My father-in-law, a former fighter pilot in Vietnam, and later the Base Commander at Beale AFB in California, actually supported the Apollo program at one point, so I figured as an early Father’s Day present, I’d get an autograph from Krantz. I spotted him chatting to a few people before his talk, and so I stood off to the side. As soon as he finished with them, he strode over to me and stuck out his hand.
“Hi, Gene Krantz, how are you?”
He was a high-energy man who brimmed with the confidence and enthusiasm of an individual who had established an indelible mark in history. I chatted with him briefly about my father-in-law.
“That’s great. He must have been a part of the Apollo Range Instrumented Aircraft (ARIA) program, and we needed those guys desperately in those days. I’ll actually mention them near the end of my talk.”
He happily obliged the autograph request and proceeded to give one of the best, most riveting talks I’ve ever heard. Coming onto the stage to pulsating music and a serious audio/visual display from his Apollo days, he grasped the audience and held them tightly (no lethal cards required). After detailing the unbelievable pressure of getting the astronauts back to Earth, it seemed almost incidental that he was also the Mission Control Flight Director for a little thing called the first landing on the moon. So, he was the man in charge when Neal Armstrong’s boots hit lunar dust. He explained that when the lunar lander was headed down to the surface, a slight miscalculation caused them to miss the targeted landing area, and when they actually touched down, they had less than 17 seconds of fuel left to allow them to get all the way back up to the command module.
What a bummer that would have been.
Gene’s the man. When he wasn’t grabbing the audience by their throats and shaking them until their fillings loosened, he was busy stripping any pretense that any of us know how a lack of teamwork takes on a new meaning when three men will die in the cold vacuum of space.

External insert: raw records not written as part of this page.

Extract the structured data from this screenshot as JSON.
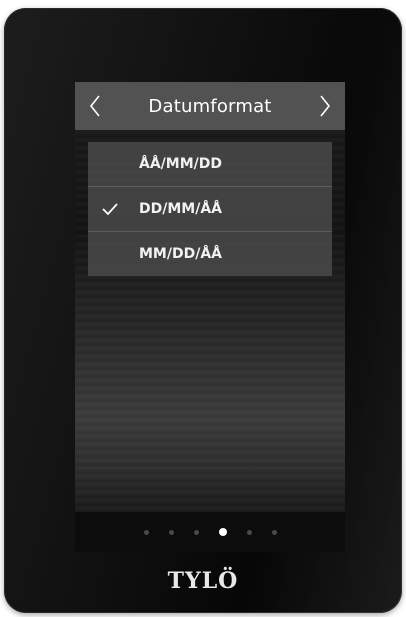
{
  "header": {
    "title": "Datumformat",
    "prev_icon": "chevron-left-icon",
    "next_icon": "chevron-right-icon"
  },
  "options": [
    {
      "label": "ÅÅ/MM/DD",
      "selected": false
    },
    {
      "label": "DD/MM/ÅÅ",
      "selected": true
    },
    {
      "label": "MM/DD/ÅÅ",
      "selected": false
    }
  ],
  "pagination": {
    "total": 6,
    "active_index": 3
  },
  "brand": {
    "logo_text": "TYLÖ"
  },
  "colors": {
    "header_bg": "#555555",
    "option_bg": "#505050",
    "text": "#ffffff",
    "dot_active": "#ffffff",
    "dot_inactive": "#4a4a4a"
  }
}
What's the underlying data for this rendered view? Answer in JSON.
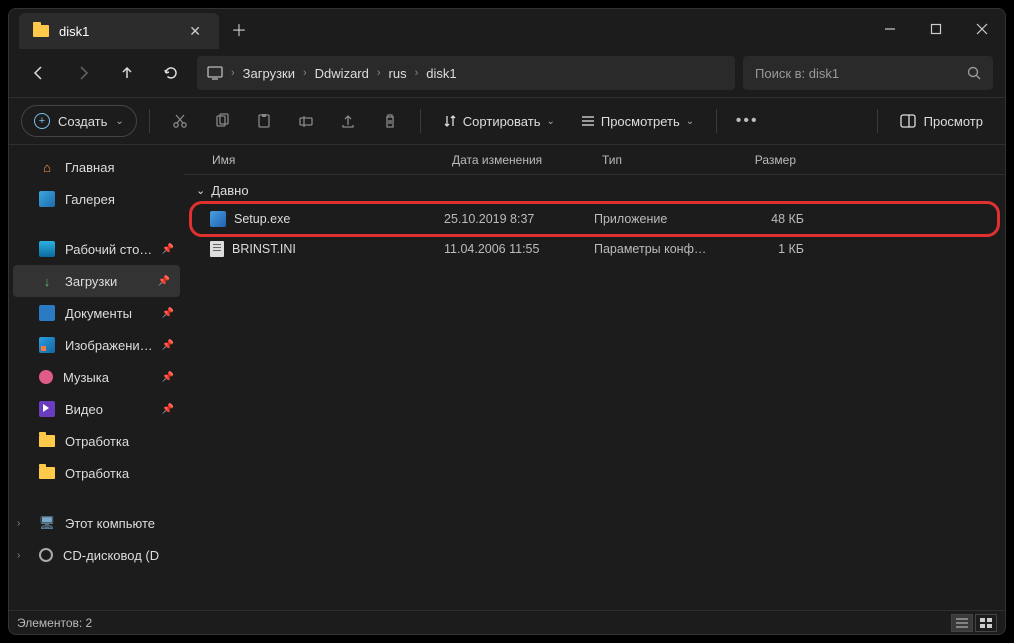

Kranz wove a tapestry of intricate detail that jolted us to the realization that the spark of creativity is often fanned by the winds of desperation. God willing, none of us will be placed in a situation whereby pressure is measured in terms of human capital rather than the comparatively banal prospect that our own creativity and focus might result in some measure of personal gain. If Gene Kranz somehow managed to ground our own realities back to the fact that the collective we is always stronger than the singular I, then we can all breathe a little easier in knowing that our own accomplishments are always fortified by teamwork, and the ability to draw on the intellect of others is not a weakness.
I’ll see you next year in Palm Springs.